"Ladies, start your engines." Quand Priscilla, folle du désert sort au cinéma en janvier 1995, tous les voyants sont au vert. Ce road movie, qui suit un trio de drag queens (Mitzi/Tick, Bernadette et Felicia/Adam) traversant le désert australien à bord d’un bus baptisé Priscilla, a déjà raflé plusieurs récompenses à l’international. Au Festival de Cannes, où il a été présenté en avant-première dans la sélection Un Certain Regard, les rumeurs sont enthousiastes.
En France, la critique est plus mitigée. Dans Libération, Didier Péron un film qui "peine à jouir", une "pure esbroufe". Mais le public, lui, est conquis par cette épopée touchante et souvent drôle : avec près de 400.000 entrées, Priscilla rencontre un succès notable dans un contexte où la culture drag reste très confidentielle.
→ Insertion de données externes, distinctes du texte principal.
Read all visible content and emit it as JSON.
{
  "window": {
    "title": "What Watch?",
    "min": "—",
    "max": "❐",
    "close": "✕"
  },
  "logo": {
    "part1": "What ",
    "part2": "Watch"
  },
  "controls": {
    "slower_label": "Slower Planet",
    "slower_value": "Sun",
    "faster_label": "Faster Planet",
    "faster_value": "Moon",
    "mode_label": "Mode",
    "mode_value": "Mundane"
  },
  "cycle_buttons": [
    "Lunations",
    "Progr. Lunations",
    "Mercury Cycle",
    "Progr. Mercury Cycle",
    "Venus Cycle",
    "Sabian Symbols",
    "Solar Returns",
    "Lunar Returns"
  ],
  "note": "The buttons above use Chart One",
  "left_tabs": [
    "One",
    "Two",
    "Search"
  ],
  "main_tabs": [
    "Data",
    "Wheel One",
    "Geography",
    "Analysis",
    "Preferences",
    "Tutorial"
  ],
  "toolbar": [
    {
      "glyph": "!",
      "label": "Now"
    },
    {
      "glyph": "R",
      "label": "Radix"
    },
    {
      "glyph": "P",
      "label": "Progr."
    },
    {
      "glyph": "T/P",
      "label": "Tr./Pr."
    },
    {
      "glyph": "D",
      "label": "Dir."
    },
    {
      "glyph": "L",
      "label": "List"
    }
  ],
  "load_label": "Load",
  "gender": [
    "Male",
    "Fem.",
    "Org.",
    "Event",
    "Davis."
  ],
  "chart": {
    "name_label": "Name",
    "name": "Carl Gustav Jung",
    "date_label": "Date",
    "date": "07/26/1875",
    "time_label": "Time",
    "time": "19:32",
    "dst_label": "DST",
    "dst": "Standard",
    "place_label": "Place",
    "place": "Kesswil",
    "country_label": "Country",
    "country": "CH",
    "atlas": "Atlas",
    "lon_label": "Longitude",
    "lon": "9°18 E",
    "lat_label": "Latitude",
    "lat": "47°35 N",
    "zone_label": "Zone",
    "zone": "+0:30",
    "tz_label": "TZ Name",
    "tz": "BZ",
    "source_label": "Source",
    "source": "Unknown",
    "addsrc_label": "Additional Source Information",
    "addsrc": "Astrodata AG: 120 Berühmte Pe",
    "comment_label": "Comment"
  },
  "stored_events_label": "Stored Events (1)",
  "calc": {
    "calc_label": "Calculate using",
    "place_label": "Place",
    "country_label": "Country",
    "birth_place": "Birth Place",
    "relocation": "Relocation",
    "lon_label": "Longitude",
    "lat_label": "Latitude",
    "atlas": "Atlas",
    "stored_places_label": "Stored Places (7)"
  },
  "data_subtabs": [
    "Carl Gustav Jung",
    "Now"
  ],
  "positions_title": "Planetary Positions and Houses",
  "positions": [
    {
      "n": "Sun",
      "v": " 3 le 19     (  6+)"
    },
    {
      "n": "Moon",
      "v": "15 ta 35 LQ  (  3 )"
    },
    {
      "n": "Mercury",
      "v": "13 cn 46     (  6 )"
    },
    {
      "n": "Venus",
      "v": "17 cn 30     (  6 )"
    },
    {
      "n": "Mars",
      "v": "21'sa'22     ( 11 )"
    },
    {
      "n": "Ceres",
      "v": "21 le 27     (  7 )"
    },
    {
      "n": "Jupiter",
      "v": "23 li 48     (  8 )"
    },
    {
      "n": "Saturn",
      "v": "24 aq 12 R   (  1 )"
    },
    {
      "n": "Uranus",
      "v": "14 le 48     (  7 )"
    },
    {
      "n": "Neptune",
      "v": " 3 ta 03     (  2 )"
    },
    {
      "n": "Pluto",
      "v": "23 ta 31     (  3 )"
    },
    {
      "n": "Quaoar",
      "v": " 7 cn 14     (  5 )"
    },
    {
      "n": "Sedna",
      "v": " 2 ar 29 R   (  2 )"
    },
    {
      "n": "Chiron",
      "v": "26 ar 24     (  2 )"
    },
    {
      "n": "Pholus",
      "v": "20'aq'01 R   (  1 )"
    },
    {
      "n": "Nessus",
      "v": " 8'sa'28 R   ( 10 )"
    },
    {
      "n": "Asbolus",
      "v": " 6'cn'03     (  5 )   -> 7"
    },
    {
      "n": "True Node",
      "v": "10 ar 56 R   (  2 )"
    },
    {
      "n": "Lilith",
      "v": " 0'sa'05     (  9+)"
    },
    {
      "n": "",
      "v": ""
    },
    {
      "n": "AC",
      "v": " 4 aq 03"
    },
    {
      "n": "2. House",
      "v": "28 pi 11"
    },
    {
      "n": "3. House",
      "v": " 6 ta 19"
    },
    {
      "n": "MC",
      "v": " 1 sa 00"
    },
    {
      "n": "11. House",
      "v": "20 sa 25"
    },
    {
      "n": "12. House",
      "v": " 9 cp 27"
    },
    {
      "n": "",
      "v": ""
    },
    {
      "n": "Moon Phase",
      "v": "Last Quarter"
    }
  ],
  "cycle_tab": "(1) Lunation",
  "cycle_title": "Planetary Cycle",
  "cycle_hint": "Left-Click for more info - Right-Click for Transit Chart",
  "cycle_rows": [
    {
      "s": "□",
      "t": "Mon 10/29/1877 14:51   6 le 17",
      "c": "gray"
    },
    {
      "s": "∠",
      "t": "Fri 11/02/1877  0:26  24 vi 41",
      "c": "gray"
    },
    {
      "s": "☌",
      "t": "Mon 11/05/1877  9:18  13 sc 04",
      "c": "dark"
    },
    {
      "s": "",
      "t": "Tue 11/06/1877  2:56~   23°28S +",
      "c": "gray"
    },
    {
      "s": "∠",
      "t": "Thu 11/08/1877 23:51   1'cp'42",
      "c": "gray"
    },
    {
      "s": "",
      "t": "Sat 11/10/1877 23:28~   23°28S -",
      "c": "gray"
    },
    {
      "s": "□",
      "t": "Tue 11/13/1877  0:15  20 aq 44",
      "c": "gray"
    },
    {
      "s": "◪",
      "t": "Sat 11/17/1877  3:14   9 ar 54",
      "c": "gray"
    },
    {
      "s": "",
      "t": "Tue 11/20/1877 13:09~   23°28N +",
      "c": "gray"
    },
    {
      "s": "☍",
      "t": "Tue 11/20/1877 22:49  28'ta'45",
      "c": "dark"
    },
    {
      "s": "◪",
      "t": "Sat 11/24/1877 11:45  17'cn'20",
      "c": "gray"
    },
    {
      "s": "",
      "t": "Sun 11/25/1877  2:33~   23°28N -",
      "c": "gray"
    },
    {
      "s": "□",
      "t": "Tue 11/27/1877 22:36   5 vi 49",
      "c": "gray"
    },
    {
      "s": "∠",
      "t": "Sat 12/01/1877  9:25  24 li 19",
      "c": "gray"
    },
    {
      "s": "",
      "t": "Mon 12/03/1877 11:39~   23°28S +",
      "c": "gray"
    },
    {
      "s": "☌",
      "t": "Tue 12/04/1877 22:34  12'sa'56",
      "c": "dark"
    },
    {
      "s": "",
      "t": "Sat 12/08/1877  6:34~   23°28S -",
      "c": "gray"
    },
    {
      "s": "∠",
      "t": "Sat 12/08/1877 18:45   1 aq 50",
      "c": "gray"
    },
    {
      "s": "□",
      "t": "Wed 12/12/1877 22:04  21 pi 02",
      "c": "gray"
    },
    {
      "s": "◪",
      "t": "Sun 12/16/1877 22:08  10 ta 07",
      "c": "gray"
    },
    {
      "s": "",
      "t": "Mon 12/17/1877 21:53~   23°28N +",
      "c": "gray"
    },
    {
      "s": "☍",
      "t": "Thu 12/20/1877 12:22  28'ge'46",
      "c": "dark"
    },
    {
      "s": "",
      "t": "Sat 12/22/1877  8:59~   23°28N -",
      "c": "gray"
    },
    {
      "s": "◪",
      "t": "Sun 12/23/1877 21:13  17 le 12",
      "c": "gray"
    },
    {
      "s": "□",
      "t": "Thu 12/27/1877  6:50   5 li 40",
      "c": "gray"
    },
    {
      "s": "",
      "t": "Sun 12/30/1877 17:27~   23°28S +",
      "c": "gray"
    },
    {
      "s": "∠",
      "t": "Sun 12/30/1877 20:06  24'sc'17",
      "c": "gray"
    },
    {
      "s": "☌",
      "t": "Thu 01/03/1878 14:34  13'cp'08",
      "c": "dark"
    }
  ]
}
Certes, le "travestissement" existe depuis longtemps sur scène, au cinéma ou dans les cabarets – bien avant le premier faux cil de RuPaul, comme le rappelait récemment Soa De Muse dans une interview accordée à Sam Zirah –, mais en 1995, les préjugés à l’égard des communautés gays et trans, en pleine crise du VIH/Sida, sont encore profondément ancrés.
Au-delà de son succès populaire, Priscilla contribue donc à faire connaître le drag en France. À l’été 1995, le duo Sister Queen se hisse à la 9e place des charts avec Let me be a drag queen, et l’année suivante Mylène Farmer performe Sans contrefaçon entourée de drag queens lors de sa fameuse tournée Tour 1996. Si l'engouement pour le drag retombe quelque peu par la suite, pour revenir en force une quinzaine d’années plus tard, Priscilla, folle du désert s’impose entretemps comme un film culte au sein de la communauté queer. Et il suffit de le revoir pour en comprendre la raison.
Pour toute une génération (pré-) adolescente qui l’a vu au cinéma ou sans doute en VHS, Priscilla offre l’une des premières représentations cinématographiques à la fois positives et empathiques de l’identité queer. Loin des personnages caricaturaux, grotesques ou tragiques que le cinéma nous a souvent proposés, le film s’écarte du ton attendu. En 1995, tandis que sa promotion vend au public une comédie déjantée, le travestissement ou la transidentité n’y sont jamais des prétextes à la rigolade ; et cela, c’est relativement inédit.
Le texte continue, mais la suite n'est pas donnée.